Fatih elindeki çantayı bir köşeye atıp annesinin koluna yapıştı.

"Umut nerede? Oğlum nerede? Anne söyle!"

"Söyleyemem..."

Fatih yıkılmış bir halde elini annesinden çekti.

"Bana bunu nasıl yaptın anne? Bunu nasıl yaptın? Hadi bana acımadın, Melek'in hapisten çıktıktan sonra oğlum diye çırpınışlarını nasıl görmezden geldin? Nasıl yaptın? SEN NASIL ANNESİN?"

"Yaptım işte."

Fatih'in babası Cahit, tüm olanlara anlam vermeye çalışıyordu. Torun acısını yıllardır kalbinde taşırken, eşinin nasıl bu kadar acımasız olabileceğine bir anlam veremedi. Ve buna daha fazla yaşlı kalbi dayanamadı. Göğsünün üzerine elini koyarken, yaşlı adam yere düştü. Fatih korkuyla babasına koştu.

"Baba! Baba! Baba aç gözlerini!"

Melek nemli gözlerini en az babası kadar çok sevdiği adama çevirdi.

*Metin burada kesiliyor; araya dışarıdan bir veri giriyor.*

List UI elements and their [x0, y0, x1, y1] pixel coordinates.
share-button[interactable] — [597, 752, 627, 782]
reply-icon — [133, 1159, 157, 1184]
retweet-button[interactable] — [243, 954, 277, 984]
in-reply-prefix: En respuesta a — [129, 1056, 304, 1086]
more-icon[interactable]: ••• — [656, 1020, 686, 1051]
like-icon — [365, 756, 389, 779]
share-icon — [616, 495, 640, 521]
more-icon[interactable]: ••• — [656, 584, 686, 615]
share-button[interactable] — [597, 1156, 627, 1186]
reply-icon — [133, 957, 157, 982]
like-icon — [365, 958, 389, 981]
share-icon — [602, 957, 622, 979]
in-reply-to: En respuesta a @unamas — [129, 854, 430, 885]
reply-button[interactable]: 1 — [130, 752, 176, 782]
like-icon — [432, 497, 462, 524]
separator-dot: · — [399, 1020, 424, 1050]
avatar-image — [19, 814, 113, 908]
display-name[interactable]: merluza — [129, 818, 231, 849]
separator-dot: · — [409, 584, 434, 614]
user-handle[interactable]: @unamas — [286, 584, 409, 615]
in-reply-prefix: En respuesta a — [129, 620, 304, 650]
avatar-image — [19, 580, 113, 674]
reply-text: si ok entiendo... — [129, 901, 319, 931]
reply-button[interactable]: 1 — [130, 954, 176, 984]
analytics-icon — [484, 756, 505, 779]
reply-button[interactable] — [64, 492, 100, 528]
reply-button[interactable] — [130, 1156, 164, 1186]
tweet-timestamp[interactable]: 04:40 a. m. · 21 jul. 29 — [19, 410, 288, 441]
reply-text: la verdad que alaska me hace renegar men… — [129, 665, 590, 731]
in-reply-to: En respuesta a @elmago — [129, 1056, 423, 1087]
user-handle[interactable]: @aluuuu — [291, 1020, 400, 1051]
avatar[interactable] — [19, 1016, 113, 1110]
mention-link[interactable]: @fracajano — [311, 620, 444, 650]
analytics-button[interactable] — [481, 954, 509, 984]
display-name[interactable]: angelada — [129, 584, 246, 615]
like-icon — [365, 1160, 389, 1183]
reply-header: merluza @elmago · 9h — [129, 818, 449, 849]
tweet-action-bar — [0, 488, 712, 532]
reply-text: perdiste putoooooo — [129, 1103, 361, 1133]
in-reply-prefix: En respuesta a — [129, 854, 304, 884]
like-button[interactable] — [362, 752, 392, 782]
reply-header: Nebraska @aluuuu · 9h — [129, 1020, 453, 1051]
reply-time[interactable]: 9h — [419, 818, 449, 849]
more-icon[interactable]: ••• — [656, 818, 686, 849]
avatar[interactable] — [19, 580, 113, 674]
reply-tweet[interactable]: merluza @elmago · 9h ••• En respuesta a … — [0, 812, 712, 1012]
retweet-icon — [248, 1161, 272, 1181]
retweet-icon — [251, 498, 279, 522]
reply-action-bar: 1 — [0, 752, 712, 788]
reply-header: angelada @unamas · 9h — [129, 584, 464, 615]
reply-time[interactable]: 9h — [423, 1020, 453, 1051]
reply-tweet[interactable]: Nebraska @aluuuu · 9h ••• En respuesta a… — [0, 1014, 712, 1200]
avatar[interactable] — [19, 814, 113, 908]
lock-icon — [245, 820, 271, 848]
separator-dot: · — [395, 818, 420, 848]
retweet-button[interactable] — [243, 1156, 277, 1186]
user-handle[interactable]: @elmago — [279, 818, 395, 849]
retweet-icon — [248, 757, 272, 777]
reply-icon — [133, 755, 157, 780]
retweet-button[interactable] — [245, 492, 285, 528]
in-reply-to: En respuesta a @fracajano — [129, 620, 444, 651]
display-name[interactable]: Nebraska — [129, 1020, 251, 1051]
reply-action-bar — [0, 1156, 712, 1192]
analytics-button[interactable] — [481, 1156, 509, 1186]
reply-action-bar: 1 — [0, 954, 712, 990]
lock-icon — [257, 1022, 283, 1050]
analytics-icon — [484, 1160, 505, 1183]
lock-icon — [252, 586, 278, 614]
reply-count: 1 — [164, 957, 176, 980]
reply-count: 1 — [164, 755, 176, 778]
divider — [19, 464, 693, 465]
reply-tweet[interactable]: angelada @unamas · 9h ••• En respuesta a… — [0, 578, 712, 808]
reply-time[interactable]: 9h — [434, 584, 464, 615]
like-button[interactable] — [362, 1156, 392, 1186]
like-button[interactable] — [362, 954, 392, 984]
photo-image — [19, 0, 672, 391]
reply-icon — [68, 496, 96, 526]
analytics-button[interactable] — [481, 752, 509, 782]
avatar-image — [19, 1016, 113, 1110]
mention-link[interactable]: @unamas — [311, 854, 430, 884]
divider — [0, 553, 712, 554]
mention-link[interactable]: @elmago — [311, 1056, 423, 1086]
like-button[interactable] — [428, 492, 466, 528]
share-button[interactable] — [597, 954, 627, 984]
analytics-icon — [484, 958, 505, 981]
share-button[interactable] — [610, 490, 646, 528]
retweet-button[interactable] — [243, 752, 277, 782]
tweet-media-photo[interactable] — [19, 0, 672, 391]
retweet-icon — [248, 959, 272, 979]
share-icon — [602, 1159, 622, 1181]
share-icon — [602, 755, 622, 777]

"Cahit amca!" diye haykırdı.

*****

Hastanenin soğuk koridorunda bekliyorlardı. Fatih babasını kaybetme korkusunu yaşarken, cama dokundu.

"Baba lütfen bırakma beni!"

Melek'in nemli gözleri, kalbindeki baba acısı, yalan bir hayatı yaşamaya dayanamayan yüreğiyle oturduğu koltukta çığlığını bastı. Herkes endişe ile ona bakarken, genç kadın kalbinde yaşadığı acıya daha fazla dayanamadı.

"Hayır! Hayır! Hayırrrrrrrr!"

Demir tüm korkularıyla karısına sarıldı. Onu da kaybetme korkusunu yaşarken, gözlerinden bıraktı tüm acı haykırışlarını.

"Sakin ol hayatım. Melek lütfen kendine gel!"

Ama Melek eşini duyamıyordu. Artık tüm yaşadıkları kalbine ve beynine ağır geliyordu. Yaşadığı sinir krizine engel olamazken, koridorda doktorlar koşturdu. Demir büyük çabalarla eşini tutarken, genç kadına sakinleştirici verildi. Melek aldığı ilacın etkisiyle gözlerini kaparken, eşinin o eşsiz sözünü duydu.

"Seni çok seviyorum Melek."

Fatih Melek'in Demir'in kucağında odaya götürülmesine seyirci kaldı. Kaybettiklerine yorgun bir halde bakarken, gözleri koltukta oturmuş ağlayan annesine kaydı. Ve öfke bedeninde can buldu.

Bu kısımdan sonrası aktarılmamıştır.